5. Up some of the nutrients when you’re transitioning
If there’s one diet abundant in vitamins and minerals, this is probably it. However, not all vegan diets are created equal, so make sure you choose nutrient-rich whole plants and fortified foods!
Yes, it may take some time for your body to adjust, you may feel you’re doing it wrong at first, but it’s just a matter of fine tuning. And the good news is – you can probably eat more now! More of the good stuff that is, not vegan fast food. (sorry)
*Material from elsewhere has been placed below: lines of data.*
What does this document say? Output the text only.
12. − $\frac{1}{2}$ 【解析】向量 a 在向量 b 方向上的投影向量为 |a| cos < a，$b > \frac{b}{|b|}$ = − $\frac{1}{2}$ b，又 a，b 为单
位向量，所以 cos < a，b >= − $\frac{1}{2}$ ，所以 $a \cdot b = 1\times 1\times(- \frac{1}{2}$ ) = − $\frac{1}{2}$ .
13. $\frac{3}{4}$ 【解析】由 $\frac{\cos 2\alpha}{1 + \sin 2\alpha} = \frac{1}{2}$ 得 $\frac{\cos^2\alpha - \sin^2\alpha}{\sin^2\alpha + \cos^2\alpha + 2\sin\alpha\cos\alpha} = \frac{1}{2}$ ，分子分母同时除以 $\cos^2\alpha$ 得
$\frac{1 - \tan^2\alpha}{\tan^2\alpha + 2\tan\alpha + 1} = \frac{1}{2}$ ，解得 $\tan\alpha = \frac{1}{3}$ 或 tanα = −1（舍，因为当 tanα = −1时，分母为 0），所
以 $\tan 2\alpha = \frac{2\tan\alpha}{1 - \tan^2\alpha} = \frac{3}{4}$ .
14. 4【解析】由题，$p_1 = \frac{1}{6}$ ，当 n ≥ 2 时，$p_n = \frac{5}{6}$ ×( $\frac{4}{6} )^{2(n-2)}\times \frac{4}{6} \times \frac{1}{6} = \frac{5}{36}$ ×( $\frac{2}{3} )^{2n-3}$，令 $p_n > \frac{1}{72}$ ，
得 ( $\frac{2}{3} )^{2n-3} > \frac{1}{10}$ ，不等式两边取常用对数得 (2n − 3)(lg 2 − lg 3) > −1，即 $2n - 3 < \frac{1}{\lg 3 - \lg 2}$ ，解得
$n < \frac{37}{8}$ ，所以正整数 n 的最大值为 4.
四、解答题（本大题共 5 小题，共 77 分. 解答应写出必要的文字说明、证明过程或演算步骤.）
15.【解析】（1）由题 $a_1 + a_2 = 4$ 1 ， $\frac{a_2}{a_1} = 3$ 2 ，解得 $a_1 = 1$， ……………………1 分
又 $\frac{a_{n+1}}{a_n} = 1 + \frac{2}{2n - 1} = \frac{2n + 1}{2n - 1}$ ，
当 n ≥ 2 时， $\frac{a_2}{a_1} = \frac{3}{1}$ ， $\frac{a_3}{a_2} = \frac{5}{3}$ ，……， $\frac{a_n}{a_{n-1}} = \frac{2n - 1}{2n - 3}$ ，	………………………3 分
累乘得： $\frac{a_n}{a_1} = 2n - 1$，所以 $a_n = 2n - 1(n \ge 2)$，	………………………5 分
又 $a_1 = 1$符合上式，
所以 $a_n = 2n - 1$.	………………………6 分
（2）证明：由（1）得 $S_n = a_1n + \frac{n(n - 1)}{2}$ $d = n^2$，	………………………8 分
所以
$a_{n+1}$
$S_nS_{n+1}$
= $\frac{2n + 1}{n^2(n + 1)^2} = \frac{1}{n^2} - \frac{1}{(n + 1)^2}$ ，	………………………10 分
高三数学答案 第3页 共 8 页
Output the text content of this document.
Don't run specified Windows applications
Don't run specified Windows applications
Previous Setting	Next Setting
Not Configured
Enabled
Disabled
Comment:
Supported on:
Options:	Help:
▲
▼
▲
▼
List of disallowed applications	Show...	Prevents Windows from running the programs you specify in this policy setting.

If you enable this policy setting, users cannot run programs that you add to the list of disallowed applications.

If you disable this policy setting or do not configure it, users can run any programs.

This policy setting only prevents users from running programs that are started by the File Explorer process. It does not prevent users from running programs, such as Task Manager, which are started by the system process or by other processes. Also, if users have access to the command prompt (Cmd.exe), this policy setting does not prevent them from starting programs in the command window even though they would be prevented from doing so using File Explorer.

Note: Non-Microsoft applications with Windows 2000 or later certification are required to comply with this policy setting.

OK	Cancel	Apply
Disclaimer: I’m not a qualified nutritionist so do consult a doctor/nutritionist before making drastic changes to your diet. I am simply sharing my knowledge and experience of transitioning to veganism.
Contrary to popular belief, it’s not hard to get your daily calcium intake from plants. Surprisingly for some, you’ll find it kale, pak choi, okra, spring greens, dried figs, chia seeds and almonds. Calcium-set tofu, calcium-fortified milk and yogurt alternatives and bread fortified with extra calcium are good sources too.
If you live in the UK, unfortunately there’s no escape from taking vitamin D supplements or fortified foods. I recently discovered I was severely deficient in vitamin D – before transitioning!! – and had NO idea, just a lot of bone pain and muscle pain. What a nightmare…! I now take a drop of this every day.
Omega-3 and Omega-6
One great piece of nutritional advice I got recently from Rhiannon Lambert BSc MSc ANut (@rhitrition) was to increase my Omega-3 DHA intake (which you’d normally find in fish oils) through an algae supplement.
Read more about these nutrients here.
A list of sources of information that are reliable and scientific.
How Not To Die: Discover the Foods Scientifically Proven to Prevent and Reverse Heart Disease.
The China Study: The Most Comprehensive Study of Nutrition Ever Conducted and the Startling Implications for Diet, Weight Loss and Long-Term Health
Happy veganing everyone!
P.S. Don’t beat yourself up if you go off the vegan trail one day. Remember that even reducing the amount of meat, dairy, eggs, fish you are consuming, you’re already making a huge difference to your health, the environment and animal welfare.